Le Comté de Nice est dans ce cas : la coutume féodale permet d’y traiter le fief comme n’importe quel bien, ou presque. Point n’est besoin pour le noble de passer par une très solennelle inféodation pour accéder au fief. Il peut y parvenir par la voie successorale, parfois de la façon la plus inattendue. Pour le noble niçois entrer dans une famille détenant un fief c’est ouvrir la possibilité, pour lui-même mais surtout pour ses descendants, de devenir vassaux du souverain à la suite d’une succession favorable.

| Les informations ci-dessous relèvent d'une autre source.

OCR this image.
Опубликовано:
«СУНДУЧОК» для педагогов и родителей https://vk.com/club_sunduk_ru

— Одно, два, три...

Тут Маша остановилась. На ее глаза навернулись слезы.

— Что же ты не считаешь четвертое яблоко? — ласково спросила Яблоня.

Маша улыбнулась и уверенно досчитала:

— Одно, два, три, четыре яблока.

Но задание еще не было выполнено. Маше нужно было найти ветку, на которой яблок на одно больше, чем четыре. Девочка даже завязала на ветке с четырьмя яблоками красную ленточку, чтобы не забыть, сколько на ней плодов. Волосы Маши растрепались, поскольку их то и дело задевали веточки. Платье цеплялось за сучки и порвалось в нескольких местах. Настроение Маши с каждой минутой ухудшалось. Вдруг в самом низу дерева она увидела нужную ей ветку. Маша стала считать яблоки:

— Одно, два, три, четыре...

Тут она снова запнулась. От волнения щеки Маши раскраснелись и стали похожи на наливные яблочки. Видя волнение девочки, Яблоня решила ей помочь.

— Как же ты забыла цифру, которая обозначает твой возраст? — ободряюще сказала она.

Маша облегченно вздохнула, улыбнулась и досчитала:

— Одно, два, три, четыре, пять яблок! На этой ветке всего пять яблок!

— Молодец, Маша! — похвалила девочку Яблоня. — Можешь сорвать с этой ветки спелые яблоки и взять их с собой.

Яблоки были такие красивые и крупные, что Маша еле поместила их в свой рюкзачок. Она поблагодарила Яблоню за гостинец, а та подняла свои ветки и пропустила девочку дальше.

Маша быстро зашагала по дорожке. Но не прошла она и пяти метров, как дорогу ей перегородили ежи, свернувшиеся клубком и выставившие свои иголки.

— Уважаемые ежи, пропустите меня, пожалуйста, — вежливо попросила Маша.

         La coutume féodale renforce ainsi les effets de la coutume nobiliaire. Le particularisme est net et exemplaire. Il permet d’intéressantes comparaisons tant avec la Provence qu’avec la Savoie et le Piémont.
 
Les facilités coutumières de l’anoblissement par charges
 
         Les facilités de l’anoblissement par charges à Nice sont réelles ; elles découlent de l’application d’une coutume locale plus ouverte et moins précise qu’en d’autres lieux.
 
Pratiques niçoises
         Le premier aspect de l’élargissement concerne le doctorat. Aux cas habituels d’anoblissement par charges ou par fonctions, offices de justice ou de finances, fonctions militaires ou municipales, s’ajoute en effet la possibilité d’accéder à la noblesse par la laurea[10]. Il s’agit d’abord bien entendu du doctorat en droit mais au XVIIIe siècle le privilège semble aussi jouer pour le doctorat en médecine[11]. Le doctorat en droit conduit tout naturellement à l’avocature, situation très recherchée qui permet l’accès aux fonctions judiciaires et administratives. Il y a là une grande différence avec la France où la simple licence suffit pour devenir avocat. Dans les Etats de Savoie l’avocature apparaît ainsi comme un moyen puissant d’ascension sociale[12].
         La situation est dans le cas niçois d’autant plus intéressante qu’on trouve à Nice depuis 1639 un collège de docteurs comprenant tout le cursus des études. On imagine sans peine combien cela a pu faciliter les études des enfants de la bonne bourgeoisie niçoise et en fin de compte leur entrée dans la noblesse, même si le collège semble surtout fréquenté par des nobles[13].
         Le second aspect de l’élargissement concerne le caractère transmissible de cette noblesse par charge. Si on s’en tient aux généralités on constate que dans certains cas cette noblesse personnelle n’est pas transmissible et que dans d’autres elle est transmissible au premier ou au second degré après que le père et le grand père aient tour à tour occupé une telle charge anoblissante. Les solutions sont extrêmement diverses. En France elles sont, au moins pour le XVIIIe siècle, à peu près stabilisées[14].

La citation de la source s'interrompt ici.